Utilising this diffused state of consciousness as a main ingredient... the work can be seen, basically, as a landscape that provokes or persuades this state through playfulness."
 -the artist
 

Installation View of Eating Cake.

Image Credit: Singapore Art Museum 

 
THE JURY PANEL SAID IN A STATEMENT THAT CHONG'S WORK "STOOD OUT FOR ITS COMMAND OF SPACE AND MATERIAL, AND THE FLUIDITY WITH WHICH SHE EXECUTED HER CONCEPT". 
 
"WE ALSO RECOGNISE WEIXIN'S WORK CONTAINS ELEMENTS OF RISK INTEGRAL TO CONTEMPORARY PRACTICE," THE PANEL ADDED, REFERRING TO THE UNCONVENTIONAL NATURE OF THE MATERIALS USED. 
                                                               
- OLIVIA HO, STRAITS TIMES SINGAPORE

Read more for an interview between the artist and Singapore Art Museum's curator Grace Tan.

 

We have had several in-depth conversations in the lead up to the artist's upcoming solo exhibition with A.I. which will comprise several new works. It will be held at Cromwell Place this October 2020, a new exhibition venue for members.  

 

  


 

 

A brief exchange with the artist provides an insight into her lockdown experience spent in Madrid, Spain where she is currently living: 

 

 

 

Q1: ONE WORD TO DESCRIBE YOUR

ART-MAKING EXPERIENCE DURING LOCKDOWN

WXC:  Incubating / aching

 

 

 

Q2: WHICH DESTINATION WOULD YOU FLY

TO IF YOU HAD THE CHANCE RIGHT NOW? 

WXC: These days I am often thinking of my beautiful grandmas, now in Singapore and Malaysia, and how they survived long periods of hardship and instability in their lives.

 

 

 

Image credit: artist 

 

 

Q3: WHO ARE YOUR BIGGEST INFLUENCES

AT THE MOMENT? 

 

 

WXC: Ocean Vuong, online sensory obsessions, Octavia Butler's Lilith's Brood,
The Heart Radio, Azealia Banks, Adrian Piper on 'Artistic Research', Houria Bouteldja, Martha Argerich & Mitsuko Uchida, Rico Nasty, Karen Barad on touching...

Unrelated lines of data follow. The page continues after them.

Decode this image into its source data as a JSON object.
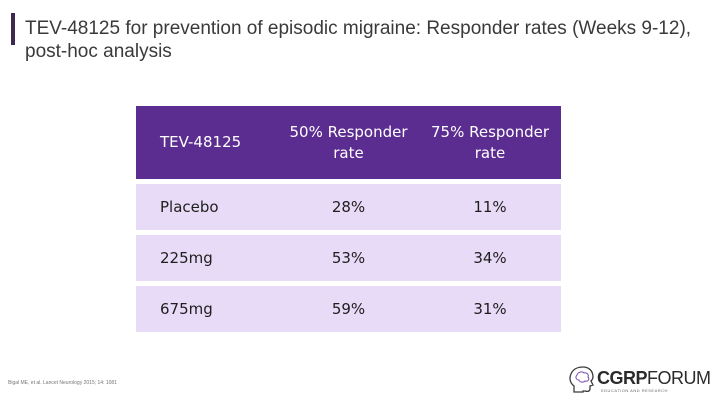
{
  "slide": {
    "title": "TEV-48125 for prevention of episodic migraine: Responder rates (Weeks 9-12), post-hoc analysis",
    "footnote": "Bigal ME, et al. Lancet Neurology 2015; 14: 1081"
  },
  "table": {
    "headers": [
      "TEV-48125",
      "50% Responder rate",
      "75% Responder rate"
    ],
    "rows": [
      [
        "Placebo",
        "28%",
        "11%"
      ],
      [
        "225mg",
        "53%",
        "34%"
      ],
      [
        "675mg",
        "59%",
        "31%"
      ]
    ]
  },
  "logo": {
    "word_bold": "CGRP",
    "word_thin": "FORUM",
    "subtitle": "EDUCATION AND RESEARCH"
  },
  "colors": {
    "header_bg": "#5c2d91",
    "row_bg": "#e8dbf7",
    "title_accent": "#3b2a4d"
  },
  "icons": [
    "head-brain-logo-icon"
  ]
}
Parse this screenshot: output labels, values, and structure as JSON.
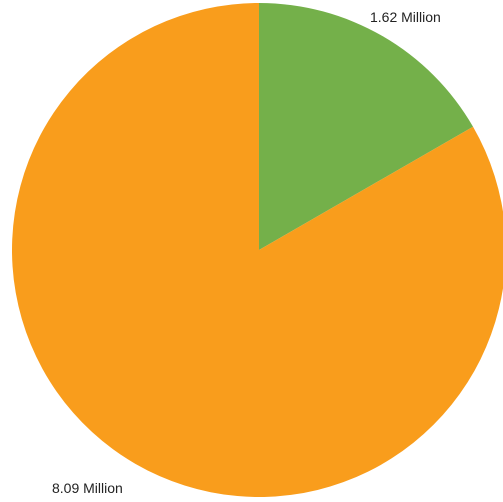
{
  "chart_data": {
    "type": "pie",
    "slices": [
      {
        "value": 1.62,
        "label": "1.62 Million",
        "color": "#74b04a"
      },
      {
        "value": 8.09,
        "label": "8.09 Million",
        "color": "#f99d1c"
      }
    ],
    "start_angle_deg": 0,
    "direction": "clockwise",
    "background_color": "#ffffff"
  }
}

( my ADD feels so exposed :p ) 

 

 

 

 Q4: INSTA IMAGES OF THE WEEK 

 

 

 

 

 

Q5: HOW HAS YOUR PRACTICE CHANGED

DUE TO THE LOCKDOWN?

 

 

WXC: It was already quite interiorised and the lockdown has intensified this...I've always been used to working on art at home and in shared or makeshift spaces, but now there is an added surrealism; my mind is time-travelling, routine is disrupted and I often find myself reflecting on past influences or past selves.

 

It feels like a larval stage, like I'm growing strange new limbs or apparatus that i still don't know. This is definitely a state of incubating; I'm also wondering what my future work will look like when it emerges from its present state.